A lot of people appear desperate to right off Ellie’s actions as irrelevant or experimental or simply that of a close friend kissing their friend. This isn’t the case. The whole Riley and Ellie part of this DLC builds to this landmark moment. In a game that is usually so tense due to the fact that the infected may leap from the shadows and bite your throat out, the Left Behind DLC actually does a superb job of building emotional tension between the characters through their interactions. Questions that are left unanswered, frustration can be read in their eyes, clues to the unique closeness Ellie felt they shared. Tension – that slides away the moment the two girls kiss, the past is forgotten, their hearts lift and all is good in the world.

Left Behind: out now on Playstation Store.

We knew going into the DLC that Ellie and Riley’s story was going to be a sad one, Naughty Dog elevated this to harrowing, but gave us a moment of true happiness for two characters along the way. It was stunning, it was beautiful, it was brave, it was necessary.

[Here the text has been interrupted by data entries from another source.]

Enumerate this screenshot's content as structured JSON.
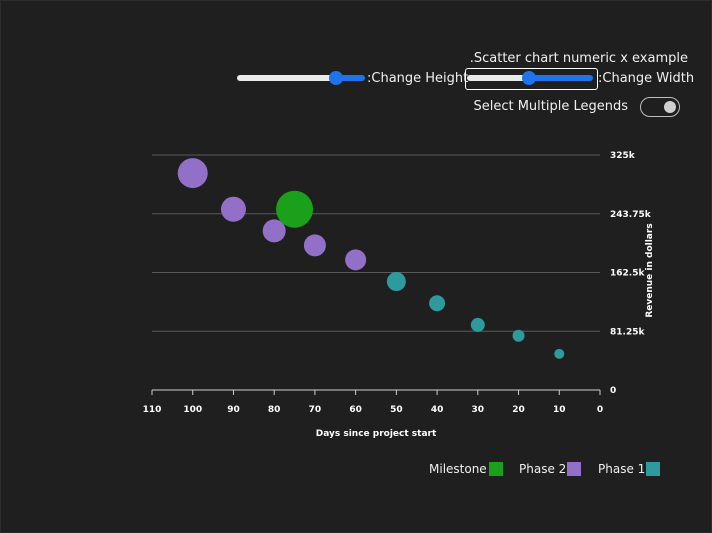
{
  "title": ".Scatter chart numeric x example",
  "controls": {
    "height_label": ":Change Height",
    "height_value": 0.7,
    "width_label": ":Change Width",
    "width_value": 0.5,
    "multi_legend_label": "Select Multiple Legends",
    "multi_legend_on": false
  },
  "colors": {
    "background": "#1f1f1f",
    "accent": "#1e74e8",
    "Milestone": "#1aa01a",
    "Phase 2": "#9370c8",
    "Phase 1": "#2d9a9e"
  },
  "chart_data": {
    "type": "scatter",
    "xlabel": "Days since project start",
    "ylabel": "Revenue in dollars",
    "x_reversed": true,
    "y_axis_side": "right",
    "xlim": [
      0,
      110
    ],
    "ylim": [
      0,
      325000
    ],
    "x_ticks": [
      "110",
      "100",
      "90",
      "80",
      "70",
      "60",
      "50",
      "40",
      "30",
      "20",
      "10",
      "0"
    ],
    "y_ticks": [
      "0",
      "81.25k",
      "162.5k",
      "243.75k",
      "325k"
    ],
    "y_tick_values": [
      0,
      81250,
      162500,
      243750,
      325000
    ],
    "grid": "horizontal",
    "legend_position": "bottom-right",
    "series": [
      {
        "name": "Phase 1",
        "points": [
          [
            50,
            150000,
            19
          ],
          [
            40,
            120000,
            16
          ],
          [
            30,
            90000,
            14
          ],
          [
            20,
            75000,
            12
          ],
          [
            10,
            50000,
            10
          ]
        ]
      },
      {
        "name": "Phase 2",
        "points": [
          [
            100,
            300000,
            30
          ],
          [
            90,
            250000,
            25
          ],
          [
            80,
            220000,
            23
          ],
          [
            70,
            200000,
            22
          ],
          [
            60,
            180000,
            21
          ]
        ]
      },
      {
        "name": "Milestone",
        "points": [
          [
            75,
            250000,
            37
          ]
        ]
      }
    ],
    "legend": [
      "Milestone",
      "Phase 2",
      "Phase 1"
    ]
  }
}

If you’re still in any doubt – believe my viewpoint unfounded, consider this: had Riley been a male character – that did all the same things, behaved in exactly the same way, had all the same interaction right up until that kiss – would people still be suggesting Ellie was ‘too young to know what she was feeling’ or that ‘it was a kiss between friends’? Would people have still claimed their was an ambiguity to the situation? No, of course not. They would have readily accepted it as love. Young love, but love none-the-less. It would have been sweet, sad and universally accepted. No talk corrupting her innocence or diminishing the character.

Game directors Bruce Straley and Neil Druckmann have allowed a lot of ambiguity and unanswered questions to stand in The Last of Us and Left Behind DLC, but this is not one of those occasions. To make sure people understood, they were immediately heard confirming Ellie and Riley’s relationship in an IGN Left Behind Spoiler cast. The fact they have taken the amazing platform The Last of Us afforded them and chosen to continue challenging perceptions and supporting the underrepresented is a true testament to their skill and vision.